Difference book >< actual modern construction


  • If you use the airfoil mentioned in the book, you MUST use the rotating rear wing too.
  • There are two airfoils which are mostly used to replace the old airfoil. NACA 23112 and HM 3.40.13 .
  • There are several ways to construct your ribs. The way mentioned in the book is OK. The ribs have to stay in the jig, so you can made two each day (one in the morning and one in the evening, rest of the time is glue drying time). But there are others that might work a bit faster.
    • Polystyrene rib: easy, less expensive, need for a hotwire (disadvantage), able to make a large number in a single day.
    • Croses rib: Easy, little bit more expensive, able to make two each time, so four each day.
    • The Open Pou system. I designed it inspired by the work of a old flying flea builder. Beware. These ribs were never tested on strength yet.
  • Bruno Corbeau gave me some other advise: d) "Use a fly-tested reflexed airfoil. With the NACA 23112 or the Mignet 34013, the main spar must be located at 21.6 - 22% of chord. Locating it at 25% would be much dangerous."


  • 100% like the book is OK. Others proved in the past that they can enter. But ... You can find plans on the internet of new sides. It will make the cockpit larger. It will make entering the cockpit a lot easier. Also you are able to place more commands like brake pedals.
  • Parts 86 in figure 133 should be glued vertical and not horizontal. Go see here.
  • Bruno Corbeau added:
    • "The plywood sides could be drawn larger. A possible design is shown here (at the bottom of the linked article) : .
      This design should be mocked up before building it. Be careful not to locate the back of the seat too aft, as the pilot could be uncomfortable with the back of his legs. [editor: you will see in the construction guide pictures of the fuselage of the HM14, that the seat is a very long one. So, the calves of your legs might touch it. And that is not very comfortable.] The back of the pilot seat and the lyre-shaped part (front point) could be enlarged as well. Keep the original angle between the two assembled sides : about 5-6°.
    • The lyre-shaped front point could be built with laminated fir lathes, instead of being cut out with a saw from a plank of hard wood. It will be much lighter and stronger.
    • The lathes # 20, 35 and 46 must be drilled before assembly.
    • The plywood parts #70 (pic. # 129-130) may be laminated on the curved sides, but do not glue them on the sides yet : protect the sides with adhesive tape to prevent the glue curing on them. After lamination, remove the two curved bows and sand their upper face properly to ease the assembly of the feet planking of the cockpit (#71).
    • A small error in numbers occured on page 247, figure 117. At the bottom of the figure you see 800+1900=2800. Everybody knows that it has to be 2700.

Landing gear

  • The one of the book is OK. A bit heavy, but still OK. It makes the CG be low at the ground. And that helps in ground maneuvers.
  • Nobody made yet a trigear. Possible reason: it would look ridiculous to mix such a retro airplane with a trigear.
  • Several made a higher landinggear. It gives the advantage that you no longer need to worry about mole-hills. But it places the CG  higher and your wingtips higher too. Will you be able to open them with a ladder? Besides ... my HM14/360 can hardly fit on a normal garage (I needed to adjust my door opening). Placing the airplane on higher legs will make it impossible.
  • Bruno Corbeau adds here:
    • "The main landing gear could be a 40 mm x 36 mm 4130 steel tube, much lighter than the doubled tubes shown in the book."


Bruno Corbeau added:

  • "The rear wing must be bolted on the fuselage : you need two fixation points for the main spar and two for the small spar. Hard wood blocks have to be added to the fuselage to reinforce the fixation points.
  • The wings spars must be built like they are on HM360 or HM293 models. They are much stronger than the 1934-36 spars.
  • Keep all the struts (front + rear) designed in the book : it is most important for the stiffness of the fuselage."
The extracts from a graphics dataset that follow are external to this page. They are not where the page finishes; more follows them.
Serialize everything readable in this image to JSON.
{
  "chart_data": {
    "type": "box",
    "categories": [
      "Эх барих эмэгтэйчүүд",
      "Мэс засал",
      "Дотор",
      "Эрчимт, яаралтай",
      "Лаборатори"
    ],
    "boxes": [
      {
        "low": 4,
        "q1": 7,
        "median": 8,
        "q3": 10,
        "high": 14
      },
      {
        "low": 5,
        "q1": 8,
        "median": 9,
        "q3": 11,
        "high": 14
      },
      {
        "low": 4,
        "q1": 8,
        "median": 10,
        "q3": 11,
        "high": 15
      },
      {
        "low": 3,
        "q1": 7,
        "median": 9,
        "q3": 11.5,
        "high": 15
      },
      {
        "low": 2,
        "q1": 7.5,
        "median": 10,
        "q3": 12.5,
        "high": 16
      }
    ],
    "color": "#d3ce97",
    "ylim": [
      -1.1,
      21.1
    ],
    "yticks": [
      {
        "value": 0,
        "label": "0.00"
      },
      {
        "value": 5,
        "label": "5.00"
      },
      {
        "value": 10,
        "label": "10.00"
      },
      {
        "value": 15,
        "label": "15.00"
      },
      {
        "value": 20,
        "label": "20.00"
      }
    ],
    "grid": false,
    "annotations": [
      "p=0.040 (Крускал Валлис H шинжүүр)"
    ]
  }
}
  • The book gives a very nice wingtip to look at. But ... it is a bit hard to make. And there is need for several types of ribs.
  • Squared wings are easier to make, but they decrease the lift due to the lower efficiency. You will need more runway to take off.
  • The latest plan of Pierre Mignet (Santoigne, still in development) proposed a nearly straight wing with a single rib and a rounded tip. I personally would prefer this.
  • I used myself a one rib type of wing for my Open Pou glider.